In Cassandra Marie Smith v. Hooters of Roseville, Inc. and Hooters of America, Ms. Smith alleged she was 5’8”, 145 pounds when Hooters hired her, but two years later, when she weighed 12 ½ pounds less, her employer advised her to join a gym “to lose weight and improve her looks so that she would fit better into the extra small-size uniform.” She alleges that she was placed on 30 day “weight probation” and was constructively discharged that same day “because she was unable to meet the Hooters’ discriminatory and illegal requirements of a ‘Hooters Girl’.”

Ms. Smith alleges that no one had medical training or other information upon which to base a decision to place her on “weight probation,” that her weight was within the medically acceptable range, and that no one explained the proper fit of the uniform or the degree of “thinness” which would satisfy her employer.

She claims that being told that she would lose her job because she was not the correct weight is “per se” weight discrimination and that the weight requirement for female employees is per se gender discrimination.
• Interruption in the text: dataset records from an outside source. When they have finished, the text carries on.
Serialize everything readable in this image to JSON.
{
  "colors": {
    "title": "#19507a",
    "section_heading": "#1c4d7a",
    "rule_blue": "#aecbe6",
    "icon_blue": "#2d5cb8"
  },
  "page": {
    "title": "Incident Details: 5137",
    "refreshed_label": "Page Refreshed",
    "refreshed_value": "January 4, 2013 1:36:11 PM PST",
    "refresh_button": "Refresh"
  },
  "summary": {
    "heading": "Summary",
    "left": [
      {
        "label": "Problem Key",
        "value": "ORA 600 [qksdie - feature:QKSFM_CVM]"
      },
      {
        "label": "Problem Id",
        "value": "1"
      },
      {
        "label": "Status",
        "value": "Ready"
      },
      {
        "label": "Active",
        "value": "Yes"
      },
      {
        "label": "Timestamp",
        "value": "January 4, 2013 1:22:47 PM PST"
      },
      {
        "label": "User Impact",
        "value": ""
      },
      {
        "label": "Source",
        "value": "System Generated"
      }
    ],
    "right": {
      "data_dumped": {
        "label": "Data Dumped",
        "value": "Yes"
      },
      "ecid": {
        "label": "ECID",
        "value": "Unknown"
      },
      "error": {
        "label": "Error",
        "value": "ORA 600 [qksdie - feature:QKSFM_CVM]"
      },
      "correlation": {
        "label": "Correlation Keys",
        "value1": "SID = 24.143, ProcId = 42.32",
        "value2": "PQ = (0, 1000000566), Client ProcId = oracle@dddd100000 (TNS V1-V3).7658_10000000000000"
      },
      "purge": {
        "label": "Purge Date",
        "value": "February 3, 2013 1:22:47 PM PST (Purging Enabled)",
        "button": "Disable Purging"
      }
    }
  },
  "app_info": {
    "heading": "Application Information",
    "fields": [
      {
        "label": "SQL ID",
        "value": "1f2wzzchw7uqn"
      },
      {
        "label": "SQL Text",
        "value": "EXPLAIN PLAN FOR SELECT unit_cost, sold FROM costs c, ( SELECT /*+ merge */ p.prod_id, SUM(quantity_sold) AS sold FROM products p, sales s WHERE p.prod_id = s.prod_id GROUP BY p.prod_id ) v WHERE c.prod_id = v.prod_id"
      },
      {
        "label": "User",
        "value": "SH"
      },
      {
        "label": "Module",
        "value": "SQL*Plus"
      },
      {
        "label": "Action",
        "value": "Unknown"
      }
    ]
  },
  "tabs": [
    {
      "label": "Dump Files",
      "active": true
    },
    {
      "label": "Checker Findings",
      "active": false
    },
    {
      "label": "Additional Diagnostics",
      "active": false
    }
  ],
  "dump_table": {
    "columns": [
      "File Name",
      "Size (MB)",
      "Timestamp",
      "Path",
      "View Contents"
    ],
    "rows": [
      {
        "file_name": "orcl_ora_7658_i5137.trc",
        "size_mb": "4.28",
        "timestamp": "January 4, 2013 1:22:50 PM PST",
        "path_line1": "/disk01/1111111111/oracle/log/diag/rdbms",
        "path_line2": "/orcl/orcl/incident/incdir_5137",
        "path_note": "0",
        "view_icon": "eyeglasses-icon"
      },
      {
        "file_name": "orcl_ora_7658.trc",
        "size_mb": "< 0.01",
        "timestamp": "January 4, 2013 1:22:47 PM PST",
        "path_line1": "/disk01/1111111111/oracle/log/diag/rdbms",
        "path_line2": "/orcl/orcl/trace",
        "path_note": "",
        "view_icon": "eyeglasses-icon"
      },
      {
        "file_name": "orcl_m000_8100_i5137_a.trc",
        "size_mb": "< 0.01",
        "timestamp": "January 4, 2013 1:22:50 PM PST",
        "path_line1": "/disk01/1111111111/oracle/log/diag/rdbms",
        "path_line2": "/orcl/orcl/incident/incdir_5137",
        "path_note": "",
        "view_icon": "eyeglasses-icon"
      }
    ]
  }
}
She also claimed that her employer’s telling her co-workers that she had been placed on “weight probation” and “giving her an ultimatum to change her appearance and weight in an unrealistic manner,” among other things, intentionally caused her emotional distress,

The Smith case is an anomaly in that the handful of discrimination cases based on weight do not deal with a plaintiff “within range.” What Smith establishes is that weight discrimination and obesity discrimination are two different legal claims.
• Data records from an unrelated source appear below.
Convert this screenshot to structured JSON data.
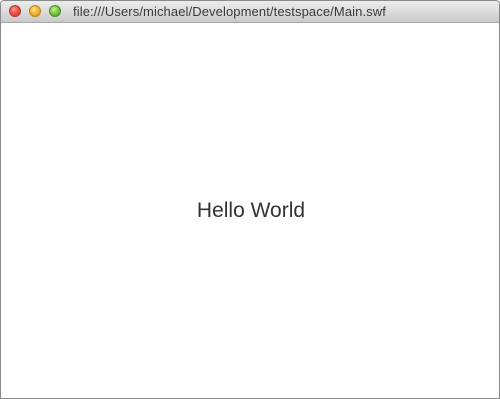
{
  "window": {
    "title": "file:///Users/michael/Development/testspace/Main.swf",
    "controls": {
      "close_icon": "close-traffic-light",
      "minimize_icon": "minimize-traffic-light",
      "zoom_icon": "zoom-traffic-light"
    }
  },
  "content": {
    "text": "Hello World"
  },
  "colors": {
    "close": "#f0534a",
    "minimize": "#f5b53b",
    "zoom": "#7dc944",
    "background": "#ffffff",
    "text": "#333333"
  }
}
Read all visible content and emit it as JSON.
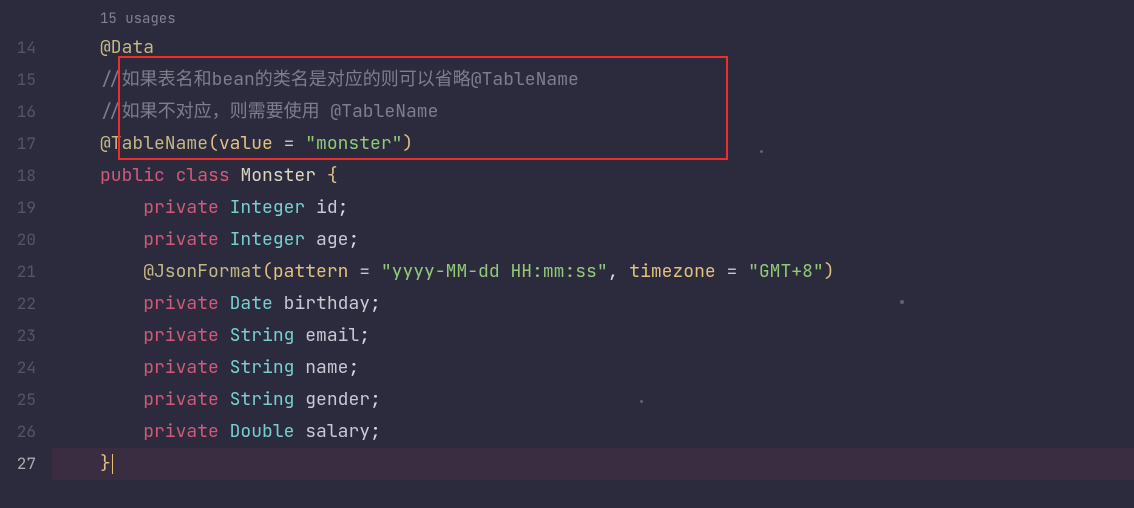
{
  "usages": "15 usages",
  "lines": {
    "14": "14",
    "15": "15",
    "16": "16",
    "17": "17",
    "18": "18",
    "19": "19",
    "20": "20",
    "21": "21",
    "22": "22",
    "23": "23",
    "24": "24",
    "25": "25",
    "26": "26",
    "27": "27"
  },
  "code": {
    "data_ann": "@Data",
    "comment1": "//如果表名和bean的类名是对应的则可以省略@TableName",
    "comment2": "//如果不对应，则需要使用 @TableName",
    "tablename_ann": "@TableName",
    "tablename_open": "(",
    "tablename_param": "value",
    "eq": " = ",
    "tablename_val": "\"monster\"",
    "tablename_close": ")",
    "kw_public": "public",
    "kw_class": "class",
    "class_name": "Monster",
    "brace_open": "{",
    "kw_private": "private",
    "type_integer": "Integer",
    "type_date": "Date",
    "type_string": "String",
    "type_double": "Double",
    "f_id": "id",
    "f_age": "age",
    "f_birthday": "birthday",
    "f_email": "email",
    "f_name": "name",
    "f_gender": "gender",
    "f_salary": "salary",
    "semi": ";",
    "jsonformat_ann": "@JsonFormat",
    "jf_open": "(",
    "jf_pattern_k": "pattern",
    "jf_pattern_v": "\"yyyy-MM-dd HH:mm:ss\"",
    "comma": ", ",
    "jf_tz_k": "timezone",
    "jf_tz_v": "\"GMT+8\"",
    "jf_close": ")",
    "brace_close": "}"
  }
}
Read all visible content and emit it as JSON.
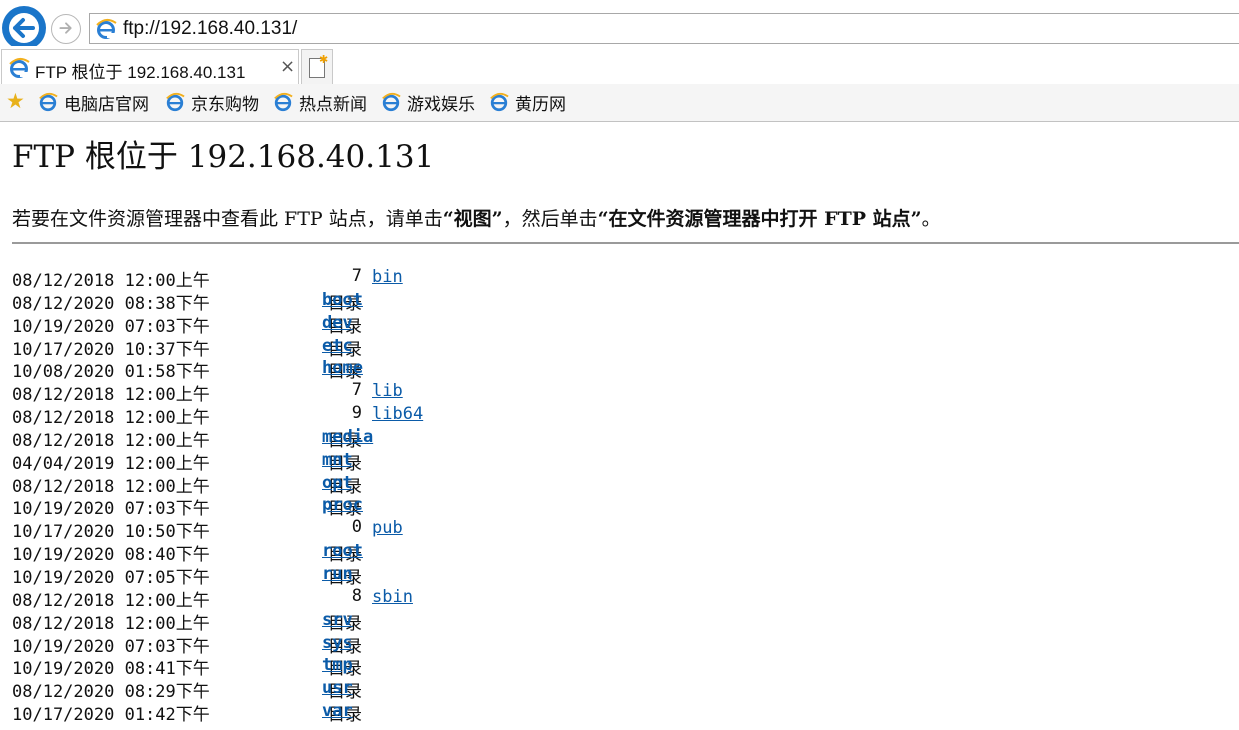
{
  "browser": {
    "url": "ftp://192.168.40.131/",
    "tab_title": "FTP 根位于 192.168.40.131",
    "tab_close": "×",
    "favorites": [
      "电脑店官网",
      "京东购物",
      "热点新闻",
      "游戏娱乐",
      "黄历网"
    ],
    "colors": {
      "accent": "#1a75c9",
      "link": "#0b5ba8"
    }
  },
  "page": {
    "title": "FTP 根位于 192.168.40.131",
    "instr_1": "若要在文件资源管理器中查看此 FTP 站点，请单击",
    "instr_2": "“视图”",
    "instr_3": "，然后单击",
    "instr_4": "“在文件资源管理器中打开 FTP 站点”",
    "instr_5": "。"
  },
  "listing": [
    {
      "date": "08/12/2018 12:00上午",
      "size": "7",
      "name": "bin",
      "dir": false
    },
    {
      "date": "08/12/2020 08:38下午",
      "size": "目录",
      "name": "boot",
      "dir": true
    },
    {
      "date": "10/19/2020 07:03下午",
      "size": "目录",
      "name": "dev",
      "dir": true
    },
    {
      "date": "10/17/2020 10:37下午",
      "size": "目录",
      "name": "etc",
      "dir": true
    },
    {
      "date": "10/08/2020 01:58下午",
      "size": "目录",
      "name": "home",
      "dir": true
    },
    {
      "date": "08/12/2018 12:00上午",
      "size": "7",
      "name": "lib",
      "dir": false
    },
    {
      "date": "08/12/2018 12:00上午",
      "size": "9",
      "name": "lib64",
      "dir": false
    },
    {
      "date": "08/12/2018 12:00上午",
      "size": "目录",
      "name": "media",
      "dir": true
    },
    {
      "date": "04/04/2019 12:00上午",
      "size": "目录",
      "name": "mnt",
      "dir": true
    },
    {
      "date": "08/12/2018 12:00上午",
      "size": "目录",
      "name": "opt",
      "dir": true
    },
    {
      "date": "10/19/2020 07:03下午",
      "size": "目录",
      "name": "proc",
      "dir": true
    },
    {
      "date": "10/17/2020 10:50下午",
      "size": "0",
      "name": "pub",
      "dir": false
    },
    {
      "date": "10/19/2020 08:40下午",
      "size": "目录",
      "name": "root",
      "dir": true
    },
    {
      "date": "10/19/2020 07:05下午",
      "size": "目录",
      "name": "run",
      "dir": true
    },
    {
      "date": "08/12/2018 12:00上午",
      "size": "8",
      "name": "sbin",
      "dir": false
    },
    {
      "date": "08/12/2018 12:00上午",
      "size": "目录",
      "name": "srv",
      "dir": true
    },
    {
      "date": "10/19/2020 07:03下午",
      "size": "目录",
      "name": "sys",
      "dir": true
    },
    {
      "date": "10/19/2020 08:41下午",
      "size": "目录",
      "name": "tmp",
      "dir": true
    },
    {
      "date": "08/12/2020 08:29下午",
      "size": "目录",
      "name": "usr",
      "dir": true
    },
    {
      "date": "10/17/2020 01:42下午",
      "size": "目录",
      "name": "var",
      "dir": true
    }
  ]
}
Citing research from the Centers for Disease Control and Prevention, on June 5, 2010, the New York Times reported that one in five women are obese when they become pregnant.  The article states "obesity might be contributing to record-high rates of Caesarean section and leading to more birth defects and deaths for mothers and babies." 

As well illustrated in the NYT piece, the impact on mothers and their families can be heart-wrenching.  But one back story may be the impact on health care costs.  These are pretty eye-opening statistics … the kind that often prompt employers to expand their commitment to wellness programs.  

The pregnancy/obesity risk raises some interesting questions.  First, to effectively combat the risk, it would seem as though wellness efforts would need to target women of child-bearing age.  Such a program does not appear to raise risks under HIPAA or the Americans with Disabilities Act because the program would not be based on a factor related to health.   Rather, it would be based on a combination of age and gender. Would this distinction open the door to claims of age or gender discrimination?  

It might depend on how a program was structured.  Ideally, employers would provide "incentives" or "rewards" for women of child-bearing age if they maintained a healthy weight.  This would seem to dodge the gender discrimination issues that drove the Supreme Court’s landmark decision in UAW v. Johnson Controls, Inc., 499 U.S. 187 (1991).  In Johnson Controls, the Court held that Title VII, as amended by the Pregnancy Discrimination Act, forbids sex-specific fetal-protection policies.  But Johnson Controls involved a policy of refusing to employ all women, except those whose infertility was medically documented, in jobs creating potential serious health risks to any fetus carried by a female employee.  Wellness programs properly implemented would provide more favorable treatment to women in this category.

Something for employers to think about as they search for programs that address important social issues that also impact their bottom lines.